だから、新しいものを行ったり、今あるものを変える際のスピードが速くなります。
メンバーはリーダーが打ち出した方針に従うしかないので、一時的に方向性を変えることが容易にできるのです。
専制型リーダーシップの欠点とは
専制型リーダーシップには欠点があります。
民主型リーダーシップとくらべると、チームの限定的な場面で有効なリーダーシップであり、通常の状況には向いていません。
まとめると次のようになります。
- 人材が育たない
- メンバーに不満が溜まる
- 長期的になるとチームが崩壊する
掘り下げていきます。
人材が育たない
専制型リーダーシップでは、メンバーの成長が期待できません。
メンバーはリーダーの指示で動くので、自分で考えて行動することがないからです。
だから、メンバーは指示待ち人間になります。
指示待ち人間の特徴としては、指示を「~しなければならない」と捉えます。
人が物事に取り組むとき、「~しなければならない」とやらされる状態より、「~したい」と自発的に行動する方がモチベーションが上がり、仕事の質もスピードも高まります。
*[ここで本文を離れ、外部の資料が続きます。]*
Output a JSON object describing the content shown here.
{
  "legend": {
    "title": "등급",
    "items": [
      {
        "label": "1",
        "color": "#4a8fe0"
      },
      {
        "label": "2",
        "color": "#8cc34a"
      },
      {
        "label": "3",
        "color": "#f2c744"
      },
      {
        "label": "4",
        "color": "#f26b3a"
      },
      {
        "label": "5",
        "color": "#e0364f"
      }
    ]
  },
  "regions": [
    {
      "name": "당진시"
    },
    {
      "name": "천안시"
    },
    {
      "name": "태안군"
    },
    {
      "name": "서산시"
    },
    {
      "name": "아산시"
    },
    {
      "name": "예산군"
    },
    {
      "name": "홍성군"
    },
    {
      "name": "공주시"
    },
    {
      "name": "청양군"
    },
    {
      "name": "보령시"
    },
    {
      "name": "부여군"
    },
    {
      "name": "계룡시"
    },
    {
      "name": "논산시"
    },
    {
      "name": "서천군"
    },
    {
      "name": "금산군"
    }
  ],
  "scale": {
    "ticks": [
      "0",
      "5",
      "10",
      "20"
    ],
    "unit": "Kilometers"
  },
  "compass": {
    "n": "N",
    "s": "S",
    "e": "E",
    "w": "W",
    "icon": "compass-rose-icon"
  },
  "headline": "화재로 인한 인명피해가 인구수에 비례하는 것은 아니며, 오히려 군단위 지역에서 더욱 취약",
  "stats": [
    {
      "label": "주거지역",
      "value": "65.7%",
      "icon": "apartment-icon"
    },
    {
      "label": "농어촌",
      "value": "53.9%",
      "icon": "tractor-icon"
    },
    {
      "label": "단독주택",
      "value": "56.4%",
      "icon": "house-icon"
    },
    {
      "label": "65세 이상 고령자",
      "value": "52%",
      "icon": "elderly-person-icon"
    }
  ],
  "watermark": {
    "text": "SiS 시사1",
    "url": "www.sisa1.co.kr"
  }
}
専制型では自発的に行うことでモチベーションを高めることが難しいのです。
また、専制型リーダーシップの下では、成功体験を感じにくくなります。
自分で考えて成功したわけではないので、自分の力で成し遂げることができた、と実感しにくいのです。
メンバーに不満が溜まる
専制型リーダーシップでは、リーダーがすべての事柄において決定権を持ち、指示を出すため、それに納得できないメンバーには、大きな不満が溜まっていく可能性があります。
リーダーがメンバーの意見を聞くことはなく、また話し合える場もありません。
自分で考えるのが嫌で、上司からの指示をただこなしている方が楽、と思うメンバーには合うかもしれませんが、それなりの熱意をもって仕事をしている人にとっては、やらされ感になって仕事へのモチベーションが下がっていく可能性が考えられます。
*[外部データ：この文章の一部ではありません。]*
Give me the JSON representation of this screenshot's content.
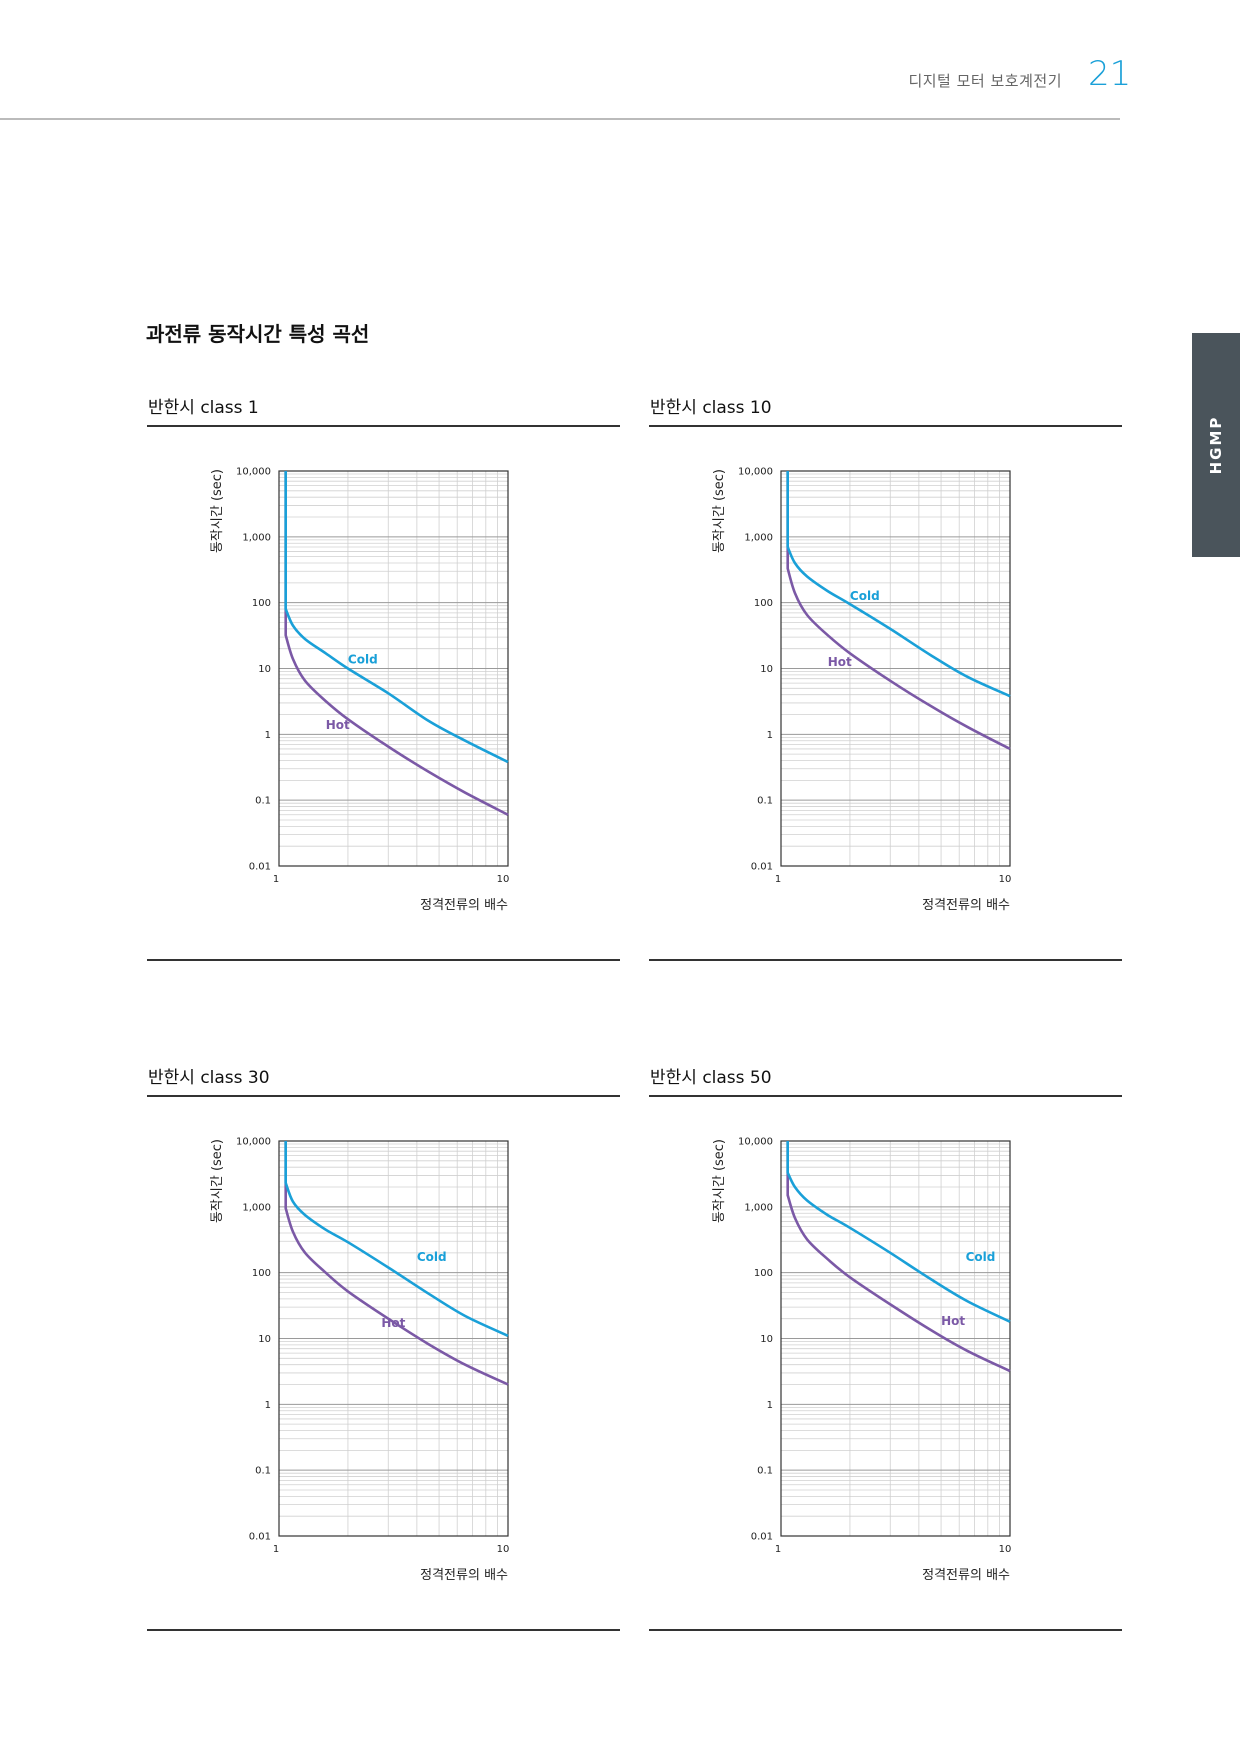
{
  "header": {
    "doc_title": "디지털 모터 보호계전기",
    "page_number": "21"
  },
  "side_tab": {
    "label": "HGMP"
  },
  "section": {
    "title": "과전류 동작시간 특성 곡선"
  },
  "colors": {
    "cold": "#1aa0d8",
    "hot": "#7b59a6",
    "accent": "#1aa0d8",
    "tab_bg": "#4a545b"
  },
  "chart_data": [
    {
      "type": "line",
      "title": "반한시 class 1",
      "xlabel": "정격전류의 배수",
      "ylabel": "동작시간 (sec)",
      "x_scale": "log",
      "y_scale": "log",
      "xlim": [
        1,
        10
      ],
      "ylim": [
        0.01,
        10000
      ],
      "x_ticks": [
        "1",
        "10"
      ],
      "y_ticks": [
        "0.01",
        "0.1",
        "1",
        "10",
        "100",
        "1,000",
        "10,000"
      ],
      "grid": true,
      "series": [
        {
          "name": "Cold",
          "x": [
            1.07,
            1.07,
            1.15,
            1.3,
            1.6,
            2.0,
            3.0,
            4.5,
            6.5,
            10
          ],
          "y": [
            10000,
            80,
            45,
            28,
            17,
            10,
            4.2,
            1.6,
            0.8,
            0.38
          ],
          "label_at": [
            2.0,
            12
          ]
        },
        {
          "name": "Hot",
          "x": [
            1.07,
            1.07,
            1.15,
            1.3,
            1.6,
            2.0,
            3.0,
            4.5,
            6.5,
            10
          ],
          "y": [
            10000,
            32,
            14,
            6.5,
            3.2,
            1.7,
            0.65,
            0.27,
            0.13,
            0.06
          ],
          "label_at": [
            1.6,
            1.2
          ]
        }
      ]
    },
    {
      "type": "line",
      "title": "반한시 class 10",
      "xlabel": "정격전류의 배수",
      "ylabel": "동작시간 (sec)",
      "x_scale": "log",
      "y_scale": "log",
      "xlim": [
        1,
        10
      ],
      "ylim": [
        0.01,
        10000
      ],
      "x_ticks": [
        "1",
        "10"
      ],
      "y_ticks": [
        "0.01",
        "0.1",
        "1",
        "10",
        "100",
        "1,000",
        "10,000"
      ],
      "grid": true,
      "series": [
        {
          "name": "Cold",
          "x": [
            1.07,
            1.07,
            1.15,
            1.3,
            1.6,
            2.0,
            3.0,
            4.5,
            6.5,
            10
          ],
          "y": [
            10000,
            700,
            400,
            250,
            150,
            95,
            40,
            16,
            7.5,
            3.8
          ],
          "label_at": [
            2.0,
            110
          ]
        },
        {
          "name": "Hot",
          "x": [
            1.07,
            1.07,
            1.15,
            1.3,
            1.6,
            2.0,
            3.0,
            4.5,
            6.5,
            10
          ],
          "y": [
            10000,
            330,
            140,
            65,
            32,
            17,
            6.5,
            2.7,
            1.3,
            0.6
          ],
          "label_at": [
            1.6,
            11
          ]
        }
      ]
    },
    {
      "type": "line",
      "title": "반한시 class 30",
      "xlabel": "정격전류의 배수",
      "ylabel": "동작시간 (sec)",
      "x_scale": "log",
      "y_scale": "log",
      "xlim": [
        1,
        10
      ],
      "ylim": [
        0.01,
        10000
      ],
      "x_ticks": [
        "1",
        "10"
      ],
      "y_ticks": [
        "0.01",
        "0.1",
        "1",
        "10",
        "100",
        "1,000",
        "10,000"
      ],
      "grid": true,
      "series": [
        {
          "name": "Cold",
          "x": [
            1.07,
            1.07,
            1.15,
            1.3,
            1.6,
            2.0,
            3.0,
            4.5,
            6.5,
            10
          ],
          "y": [
            10000,
            2300,
            1200,
            750,
            450,
            290,
            120,
            48,
            22,
            11
          ],
          "label_at": [
            4.0,
            150
          ]
        },
        {
          "name": "Hot",
          "x": [
            1.07,
            1.07,
            1.15,
            1.3,
            1.6,
            2.0,
            3.0,
            4.5,
            6.5,
            10
          ],
          "y": [
            10000,
            950,
            420,
            200,
            100,
            52,
            20,
            8.2,
            4,
            2
          ],
          "label_at": [
            2.8,
            15
          ]
        }
      ]
    },
    {
      "type": "line",
      "title": "반한시 class 50",
      "xlabel": "정격전류의 배수",
      "ylabel": "동작시간 (sec)",
      "x_scale": "log",
      "y_scale": "log",
      "xlim": [
        1,
        10
      ],
      "ylim": [
        0.01,
        10000
      ],
      "x_ticks": [
        "1",
        "10"
      ],
      "y_ticks": [
        "0.01",
        "0.1",
        "1",
        "10",
        "100",
        "1,000",
        "10,000"
      ],
      "grid": true,
      "series": [
        {
          "name": "Cold",
          "x": [
            1.07,
            1.07,
            1.15,
            1.3,
            1.6,
            2.0,
            3.0,
            4.5,
            6.5,
            10
          ],
          "y": [
            10000,
            3300,
            2000,
            1250,
            750,
            480,
            200,
            80,
            37,
            18
          ],
          "label_at": [
            6.4,
            150
          ]
        },
        {
          "name": "Hot",
          "x": [
            1.07,
            1.07,
            1.15,
            1.3,
            1.6,
            2.0,
            3.0,
            4.5,
            6.5,
            10
          ],
          "y": [
            10000,
            1500,
            680,
            320,
            160,
            85,
            33,
            13.5,
            6.5,
            3.2
          ],
          "label_at": [
            5.0,
            16
          ]
        }
      ]
    }
  ]
}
まだ成熟していない状況であれば、メンバーに判断軸がないため、専制型リーダーシップの下でも大きな問題にはなりません。
しかし、メンバーがそれなりの経験を積んでいくと、ある程度状況が見えてくるようになります。
ですから、専制型リーダーシップは優秀な人材が多ければ多いほど、メンバーから反発を招いて、チームがうまく機能しなくなるということです。
長期的になるとチームが崩壊する
繰り返しになりますが、専制型リーダーシップは、メンバーの成熟度が低く、これからいろいろ学んでいかなければならない状況においては、その威力を発揮します。
メンバーは指示がないと行動するのに時間がかかってしまうからです。
しかし、仕事に徐々に慣れていき、それなりの知識と経験が手に入ると、自分の価値観で仕事について考えるようになります。
そして、メンバー個々にアイデアを持つようになります。
専制型リーダーシップでは、メンバーのアイデアを吸い上げる形になっていません。
メンバーにとっては不満が溜まることになり、リーダーの指示を聞かなくなる可能性があります。
そして、退職につながることになるのです。
まとめ
専制型リーダーシップについて書きました。
専制型リーダーシップは、普段のチーム状況において、長期的に採用するべきリーダーシップスタイルではないと言えます。
デメリットが大きく、チームの崩壊を招く可能性が高いからです。
しかし、緊急時やチームのメンバーに未成熟のものが多い場合は、有効なリーダーシップと言えます。
つまり、限定的に使えば、十分に効果のあるリーダーシップなのです。
普段は民主型リーダーシップによりチームを動かし、特定の場面のみ専制型リーダーシップを発揮する、といった形で使い分けていきましょう。
というわけで、今回の記事はこの辺で終わりにしたいと思います。
最後まで読んでいただき、ありがとうございます。